2020 Bahreyn: Grosjean’ın Alevlerle Dansı

https://youtu.be/-XgFSlJ2VUg

Gelelim bu yazıyı yazmama sebep olan kazaya. Geçtiğimiz günlerde koşulan 2020 Bahreyn GP’de yarışın başlangıcından kısa bir süre sonra akıllara durgunluk veren bir kaza gerçekleşti. Haas pilotu Romain Grosjean’ın aracı, AlphaTauri pilotu Daniil Kvyat’ın aracıyla temas edip saatte 220 kilometrelik hızla metal bariyerlere çarptı. Çarpmadan sonra araç ikiye ayrıldı ve büyük bir patlamayla alev aldı. Saliselerle yarışılan bu yaşam mücadelesinden Fransız pilot galip çıktı. Kazadan sadece vücudunun çeşitli yerlerinde oluşan hafif yanıklarla kurtuldu. Buna sebep olan şey ise yıllar boyunca yaşanan kazalardan çıkarılan dersler sonucu alınan güvenlik önlemleriydi.

Öncelikle; aracın kokpiti adı verilen ve özel olarak çok sağlamlaştırılan bölüm, metal bariyeri delip geçtikten sonra hasar almadan tek parça kalacak kadar güçlüydü. İkinci olarak, halo adı verilen baş koruyucu sistem de metal bariyeri başarıyla delip sağlam kalarak Grosjean’ın kaskına bile zarar gelmemesini sağladı. Son olarak; pilotlar için özel olarak üretilen ve yangına 30-35 saniye kadar dayanabilen giysiler mucizede önemli rol oynadı. Yarış derhal durduruldu ve pistin güvenlik çalışanları hemen olay yerine koşarak Fransız pilotu 27 saniyede araçtan çıkardılar.

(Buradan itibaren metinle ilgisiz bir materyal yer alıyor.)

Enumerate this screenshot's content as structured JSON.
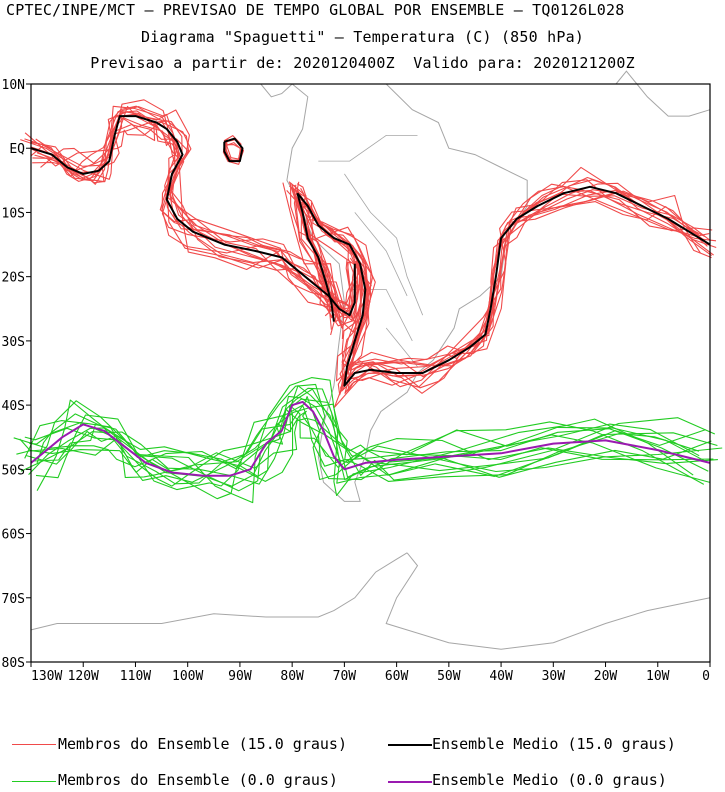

En ufak hata dahi faciaya neden olabilirdi ancak sıkı güvenlik önlemleri sayesinde bu inanılmaz kaza çok ucuz atlatıldı. İşin trajikomik tarafı ise halo sistemine başta Grosjean olmak üzere birçok pilotun, araçları yavaşlattığı gerekçesiyle karşı çıkması olsa gerek.

Anlaşılan o ki bazen bize dayatıldığını düşündüğümüz güvenlik önlemleri gerçekten can güvenliğimizi sağlıyor. En basitinden, otomobil kullanırken emniyet kemerini takmak bile hayat kurtarıcı olabilir. Şüphesiz Formula 1 yönetimi ve FIA (Uluslararası Otomobil Federasyonu) bu kazadan da dersler çıkararak araçları ve pistleri daha da güvenli hale getirme çalışmalarına devam edecek. Bu gelişmelerin günlük hayatımıza yansıyacağı da su götürmez bir gerçek.